By G. A. Finch
This article is the third, in a series of four, concerning habits that contribute to resilience. This habit maybe a little tricky for those who may not be spiritual or who are atheists. You do not need to be either spiritual or atheistic. You can be contemplative and reap the same calming, perspective-giving benefit.
For me, I pray every day. I meditate as the spirit moves me or convenience presents itself.
I remember reading years ago some Sigmund Freud’s writings and his observation that one of his male patients could benefit psychologically from practicing his religion and deepening his religious faith. Freud’s observation always struck me as true, and when I started doing just that many years later, I found it to be true in fact for me personally. I am not as religious as I could be, but I try to adhere to my religion as much as possible and I seek spirituality.

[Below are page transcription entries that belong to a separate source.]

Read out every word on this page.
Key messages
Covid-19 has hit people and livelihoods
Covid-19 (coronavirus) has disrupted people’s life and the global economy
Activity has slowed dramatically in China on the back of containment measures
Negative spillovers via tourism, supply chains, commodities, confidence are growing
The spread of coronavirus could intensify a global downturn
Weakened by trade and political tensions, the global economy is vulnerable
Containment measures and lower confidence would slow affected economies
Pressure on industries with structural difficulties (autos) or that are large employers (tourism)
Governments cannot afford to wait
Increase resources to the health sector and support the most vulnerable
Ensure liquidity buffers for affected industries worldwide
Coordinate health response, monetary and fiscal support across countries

I am Roman Catholic and I say a prayer of my own authorship as well as the standard “Our Father” and “Hail Mary”. I try to pray twice a day in the morning and at night. Invariably, I wake up in the middle of night and that is when I usually meditate. Sometimes I meditate while jogging, sometimes while driving, sometimes while riding my commuter train, and sometimes while at work. My meditation is breath focused or sometimes reciting a mantra; the idea is to empty my brain of noise and runaway, random thoughts. During the day, I try to have a few minutes of just being still and silent. I do that most often in my big leather club chair in our master bed room.
Now there are many studies and research that substantiate the health effects of relaxation methods. No less august medical institutions like the Mayo Clinic and Massachusetts General Hospital’s Benson-Henry Institute for Mind Body Medicine have corroborated the healthful benefits of meditation to relieve stress, ameliorate pain and combat disease.
I have found that these practices have restorative effects and gird me for whatever challenges that may arise during a particular day. I have observed that my friends who are devout Jews, Muslims, Hindus, or Christians or serious meditators seem, on average, to have calmer temperaments and more equanimity than others.
Spiritual prayers or meditative practices contribute to a state of being that can be capsulized in one word: “calm.” Is there a better state in which to live?
As the Dalai Lama reminds us, “If you are calm, even your enemy cannot disturb you.”
Are you stressed out? Burned out? Is your resilience down? Prayer and/or meditation may help to provide the antidote you need.